Obama's Irish aide quits over Clinton monster jibe
Saturday, 8 March 2008
A high-flying Irish adviser to US presidential hopeful Barack Obama has been forced into a humiliating climb-down after she branded rival Hillary Clinton a "monster" who would stoop to anything to win the Democratic nomination.
Samantha Power, a Dublin-born, Pulitzer Prize-winning author, yesterday stepped down from her role as Mr Obama's foreign policy adviser after her off-the-record comment made to a Scottish newspaper was made public.
Speaking to a reporter in London earlier this week, Ms Power told the newspaper, "We f****d up in Ohio", referring to Obama's loss to the former first lady in the midwestern state.
"In Ohio, they are obsessed and Hillary is going to town on it, because she knows Ohio's the only place they can win.
"She is a monster, too -- that is off-the-record -- she is stooping to anything . . . You just look at her and think 'Ergh'," Ms Power was quoted as saying.
She added: "Here, it looks like desperation, I hope it looks like desperation there, too."
The Clinton camp have jumped on Ms Power's remark, saying they show Mr Obama's side is resorting to the "usual attack style politics".
In a statement published yesterday, she announced her resignation and apologised to both Mr Obama and Mrs Clinton, saying her comments had no place in American politics.
Inexcusable
"Last Monday I made inexcusable remarks that are at marked variance from my oft-stated admiration for Senator Clinton and from the spirit, tenor and purpose of the Obama campaign.
"These comments do not reflect my feelings about Senator Clinton, whose leadership and public service I have long admired. I should not have made these comments and I deeply regret them. It is wrong for anyone to pursue this campaign in such negative and personal terms," she added.
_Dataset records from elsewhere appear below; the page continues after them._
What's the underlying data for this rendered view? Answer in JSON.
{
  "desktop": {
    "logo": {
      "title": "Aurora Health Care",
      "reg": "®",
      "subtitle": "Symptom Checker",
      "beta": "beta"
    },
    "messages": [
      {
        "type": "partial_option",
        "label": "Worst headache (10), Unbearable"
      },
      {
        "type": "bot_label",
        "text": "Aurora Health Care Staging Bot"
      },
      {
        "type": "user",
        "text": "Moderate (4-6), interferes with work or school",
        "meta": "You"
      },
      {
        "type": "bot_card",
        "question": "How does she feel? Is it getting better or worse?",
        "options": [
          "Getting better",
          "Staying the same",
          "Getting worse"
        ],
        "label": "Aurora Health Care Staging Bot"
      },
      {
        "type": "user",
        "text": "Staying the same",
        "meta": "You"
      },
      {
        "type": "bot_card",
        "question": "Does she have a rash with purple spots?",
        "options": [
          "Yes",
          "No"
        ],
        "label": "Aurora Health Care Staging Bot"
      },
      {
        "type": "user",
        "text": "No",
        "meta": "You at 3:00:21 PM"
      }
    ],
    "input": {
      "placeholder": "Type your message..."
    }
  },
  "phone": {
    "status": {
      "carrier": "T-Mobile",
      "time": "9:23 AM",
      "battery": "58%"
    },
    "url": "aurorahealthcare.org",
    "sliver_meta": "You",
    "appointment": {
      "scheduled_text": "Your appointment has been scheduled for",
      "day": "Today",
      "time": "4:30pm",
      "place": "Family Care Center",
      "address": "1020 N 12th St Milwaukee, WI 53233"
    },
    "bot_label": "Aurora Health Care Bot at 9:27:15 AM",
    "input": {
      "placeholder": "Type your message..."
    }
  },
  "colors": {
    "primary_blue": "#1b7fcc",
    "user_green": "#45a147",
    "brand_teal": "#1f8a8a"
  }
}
Ms Power was in Ireland and Britain to promote her new book on Sergio Vieira de Mello, the UN Human Rights Commissioner who was killed in a suicide bomb blast in Baghdad.
She had taken a year's leave of absence from her job as a professor at Harvard University to join the Obama campaign.
The Scotsman defended its release of the comments, saying the interview was clearly conducted on-the-record.
"Our job was to put that interview before the public as a matter of public interest. It was for others to judge whether the remarks were ill-judged or spoke of the inexperience in the Obama camp," said the paper's editor, Mike Gilson.
After weeks in which Mr Obama had shrugged off Mrs Clinton's flailing attacks, he is now the candidate who appears most rattled and prone to making mistakes.
Earlier this week, Mr Obama fled a press conference where he was asked awkward questions about his relationship with former fundraiser, Tony Rezko. David Axelrod, Mr Obama's strategist, responded by threatening to dredge up material about Mrs Clinton, but her campaign was swift to compare him to Ken Starr, the notorious investigator who hounded the White House in the 1990s.
Instead of coasting down the road to the convention in Denver as the Democratic frontrunner -- a realistic possibility until this week -- he now faces a rocky road to the nomination. He will be harried at every stage by Mrs Clinton, who predicts some "interesting twists and turns".
First stop is the suitably mountainous state of Wyoming which holds it caucuses today, followed by a vote in Mississippi on Tuesday. Mr Obama expects to win both states, cancelling out most of the gains Mrs Clinton made on Tuesday night.
He has a seemingly insurmountable lead of 140 over Mrs Clinton in elected delegates, a margin which would narrow to an estimated 84 in the unlikely event of Mrs Clinton winning each remaining primary by 10 points.
The blizzard of memos coming from his aides, explaining why he cannot be caught, reflects how Mr Obama has been changed from a candidate of hope - to one remorselessly grinding out the logic of what Mrs Clinton calls a "mathematical calculation".
Her campaign, though still riven by internal dissent, appears to have recovered some of its former self-belief and discovered a source of passion.
Advisers say she can win the nomination by raising doubts in the minds of voters and Democratic party super-delegates about whether Mr Obama is ready to be commander-in-chief -- or strong enough to withstand attacks from Republicans in November's general election.
Mrs Clinton's aides are pointing to the next big contest in Pennsylvania, where she is backed by popular politicians and which has a similar blue-collar demographic to Ohio.
They tell super-delegates to think twice before picking a candidate who has failed to win in any major states, except for his home base of Illinois. And there are already suggestions that Mrs Clinton may overtake Mr Obama in the popular vote before the convention, giving the 795 super-delegates a reason to defy the will of voters from caucuses and primaries.
But the concern in the party is that Mrs Clinton will succeed in wounding Mr Obama without quite killing him off. That task, warned a senior Democrat, would be "left to Senator McCain in the general election".